I am still trying to understand at what point alcohol was demonized in our culture
Pretty near the beginning is a good bet, and of course it was banned at the highest level at one point, too, so this is nothing new.
Actually, no. Our Puritan and Separatist early founders in New England, and certainly the English planters in the Virginia colony (not to mention the various Spanish, French, Dutch, Norse, Italian, Portugese, and other travellers who established temporary settlements on these shores) had a great fondness of alcoholic beverages -- and it can very truthfully be said that beer and wine were much safer to drink than water in many of the towns and cities they had come from or founded when they arrived.

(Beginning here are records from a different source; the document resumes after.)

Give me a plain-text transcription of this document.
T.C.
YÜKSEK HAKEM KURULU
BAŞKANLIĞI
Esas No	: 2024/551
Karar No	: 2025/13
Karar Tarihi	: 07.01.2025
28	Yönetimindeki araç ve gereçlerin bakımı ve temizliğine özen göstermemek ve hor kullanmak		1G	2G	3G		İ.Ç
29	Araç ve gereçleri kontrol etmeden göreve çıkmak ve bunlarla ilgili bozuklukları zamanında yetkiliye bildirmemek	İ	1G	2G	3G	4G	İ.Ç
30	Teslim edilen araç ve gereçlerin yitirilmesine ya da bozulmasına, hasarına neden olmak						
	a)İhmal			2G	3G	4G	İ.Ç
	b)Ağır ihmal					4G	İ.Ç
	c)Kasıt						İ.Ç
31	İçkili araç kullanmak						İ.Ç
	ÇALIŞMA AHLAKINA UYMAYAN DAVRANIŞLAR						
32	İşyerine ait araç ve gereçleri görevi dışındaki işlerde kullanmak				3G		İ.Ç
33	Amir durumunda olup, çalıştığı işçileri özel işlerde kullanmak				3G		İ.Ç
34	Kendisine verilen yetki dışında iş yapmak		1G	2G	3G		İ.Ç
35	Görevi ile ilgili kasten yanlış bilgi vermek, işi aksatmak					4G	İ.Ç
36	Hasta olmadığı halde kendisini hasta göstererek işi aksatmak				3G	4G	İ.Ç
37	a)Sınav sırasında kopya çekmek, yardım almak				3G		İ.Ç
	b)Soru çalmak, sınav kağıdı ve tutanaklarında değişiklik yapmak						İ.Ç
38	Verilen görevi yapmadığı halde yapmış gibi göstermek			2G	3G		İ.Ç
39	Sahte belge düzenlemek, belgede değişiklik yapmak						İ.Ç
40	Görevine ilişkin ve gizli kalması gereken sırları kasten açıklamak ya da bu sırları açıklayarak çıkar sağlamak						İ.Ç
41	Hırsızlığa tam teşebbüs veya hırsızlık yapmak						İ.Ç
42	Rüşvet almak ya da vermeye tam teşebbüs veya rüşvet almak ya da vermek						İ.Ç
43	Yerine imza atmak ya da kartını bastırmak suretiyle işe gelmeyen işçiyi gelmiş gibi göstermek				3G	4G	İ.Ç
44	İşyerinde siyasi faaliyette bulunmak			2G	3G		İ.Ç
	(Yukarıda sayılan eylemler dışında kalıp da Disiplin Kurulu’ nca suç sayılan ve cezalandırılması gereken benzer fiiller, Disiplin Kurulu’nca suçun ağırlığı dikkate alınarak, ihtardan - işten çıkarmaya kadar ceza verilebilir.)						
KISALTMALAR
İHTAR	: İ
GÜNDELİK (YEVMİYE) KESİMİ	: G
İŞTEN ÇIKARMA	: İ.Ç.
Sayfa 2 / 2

History indicates that their attitudes about a great many activities were more "liberal" than at any point since, up until perhaps the middle of the 20th century.
The quantities of hard liquor alone that our founding fathers bought and consumed in a year would be staggering. George Washington produced ELEVEN THOUSAND gallons of rye whiskey at Mount Vernon in the year 1799 alone. Thomas Jefferson was an avid consumer and connoisseur of the best French wines and made sure the President's mansion was always well stocked.
The "Temperance" movement of the late 19th Century can be thanked more than anything else for our slow recovery from reactionary attitudes toward "demon rum." During what we now think of as the "Victorian" period, America developed a level of prudity that was, in itself, shocking to folks from other countries. From the stripping from common speech of many very descriptive terms (many of which are still considered unacceptable even today), to the founding of various pseudo-religious mystic health cults, to crippling social censure of any discussion of "biological" matters, to hyper-pious abstention from any substance or activity that was thought to give corporal pleasure -- we went just plain loony for "propriety."
Prohibition was certainly the high water mark for such things, but the effects still can be felt throughout our society -- in the sort of de-facto social stigma against certain substances, to our destructive fascination and counter-culture over-indulgances in them, and the vast hypocrisy that binds those elements together.
Just like today, folks like to find easy answers to social problems by blaming substances or items.
I could never tell if these ladies were making a threat, or a promise.